So what do you do when extra stress comes blasting at you?  Say you’ve broken off a long relationship (or been dumped), you’re under grinding deadline pressure at work, or God forbid and God help you, you’ve lost your job entirely.  What can you do to keep yourself from spiraling out of control when life gets really rough?

Here’s what’s worked for me in the past.  I don’t take these steps as often as I should, but when I do they help every time.

1.  Exercise.  It’s best if you can do something rigorous that’s both mentally and physically absorbing.  For me, bushwhacking and rock climbing can really help.  With the former, there’s the loveliness of nature; with the latter, if I don’t pay attention, I’ll fall (do rope in, unless you’re really determined to die with your boots on).  If you haven’t got the time (and who does when you’re working 12-hour days over some damn work crisis), then make time for small, mild bursts.  When I’m getting schizy at work, I often take a 15 minute break just to walk around briskly.

If you doubt my advice, read John J. Ratey’s book Spark — it will persuade you that moving your body really can change you intellectually, spiritually and emotionally.

2.  Take a yoga class.  I have a daily yoga practice at home, but there’s nothing like showing up in a lovely, lavender-scented studio with hardwood floors and just dong what the nice instructor tells you.  In my experience, there’s no high to equal it.  Yoga will remove you from your problems long enough for you to rejuvenate yourself and get some perspective on that lost relationship or job.  It will put you in touch with a higher self that transcends even great losses.

Again, what if there’s no time, or no yoga studio nearby?  Then get a book or video and practice on your own.  I swear by three books: Cyndi Lee’s Om Yoga will benefit both beginning and intermediate yogis, and is portable enough to take with you anywhere.

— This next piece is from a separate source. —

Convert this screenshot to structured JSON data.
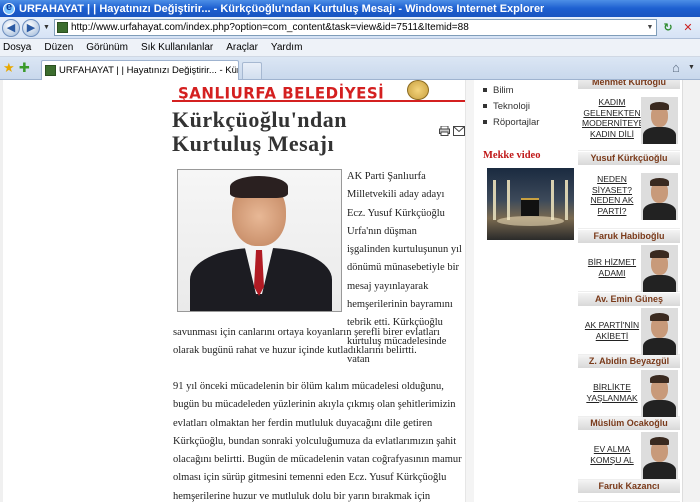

Her excellent Yoga Body, Buddha Mind will take you up to advanced practice. The Yoga Bible includes everything from restorative postures to exotic balances. This book works better if you have a regular practice and are looking to shake things up by trying something like Scorpion that you never thought they could do.

As with other forms of exercise, some is better than nothing.  I like to do cowhead pose and reverse anjali mudra at my desk, which may be part of the reason why my office mate is on to my madness.

3. Orient yourself to the present. Notice five things you can see, five things you can hear, and five things you can feel. These things don’t have to be beautiful or exotic. Just focus on an icon on your computer screen or your pencil holder and really see it. Then tune into the tiny noises around you: the humming of the air conditioning, or the friction between your pant legs if you’re walking. Then become conscious of the air against your skin — is it warm or cool? Or notice the sensation of your watch around your wrist. The point is not to judge — I’m miserably hot, or God, that chattering bitch in the next cube bugs me, or even, what a grand saguaro cactus — instead, you’re just trying to jar yourself loose from your worries about the future and regrets about the past, and to exist in the present, even just for a moment.

4. Do something absorbing. Get engaged in work or play that has the potential to bring about a flow state. This is not busy work or any activity that you can do while brooding. No, this is something that will give you a sense of mastery while stretching your abilities. Only you know which activities work for you. Many people find flow in simple activities like driving and sex, or more complex activities like practicing a musical instrument or creating art. The point is to get outside of your miserable self and shift your attention to something external that you love.

5. Take a nap. Sometimes, when all else fails, I just take a 30-60 minute nap, and about 50 percent of the time, that just seems to push my reset button and improve my mood. Set a timer to make sure that you don’t just spend half an hour staring at the wall thinking of your own inadequacies. If you haven’t slept after 20 minutes, then it’s probably time to get up and try something else.

6. Purge stuff. For whatever reason, it really lifts my spirits to just sort through a desk drawer and toss old files, broken office equipment, and grungy sticky notes covered with old reminders. Like many bipolar people, I tend to accumulate things a bit compulsively, and it’s a great exercise to go through and get rid of anything that you’ll never use, or that holds negative associations. It’s a sign of the times that there are probably hundreds of books on how to shed your stuff, but I like Clear Your Clutter with Feng Shui. It appeals to my hokey, new age side.

7. Stick to a regular sleep schedule and get a minimum of eight hours. This is critical if you’re bipolar. For Christ’s sake, don’t make my constant mistake and try to trigger hypomania by shorting yourself on sleep.

A note of caution: many of these activities will seem impossible if you’re depressed. If you are, you’ll need to take much smaller baby steps towards positive mental states. Any of these can help if you’re willing to start very, very small — say, a single yoga pose, or a five-minute walk up and down the office hallway. For times when you’re truly down, I highly recommend Get It Done When You’re Depressed, a brilliant little book written by a woman who’s been there.

That’s all for now. I’ll save the formal introductions for later.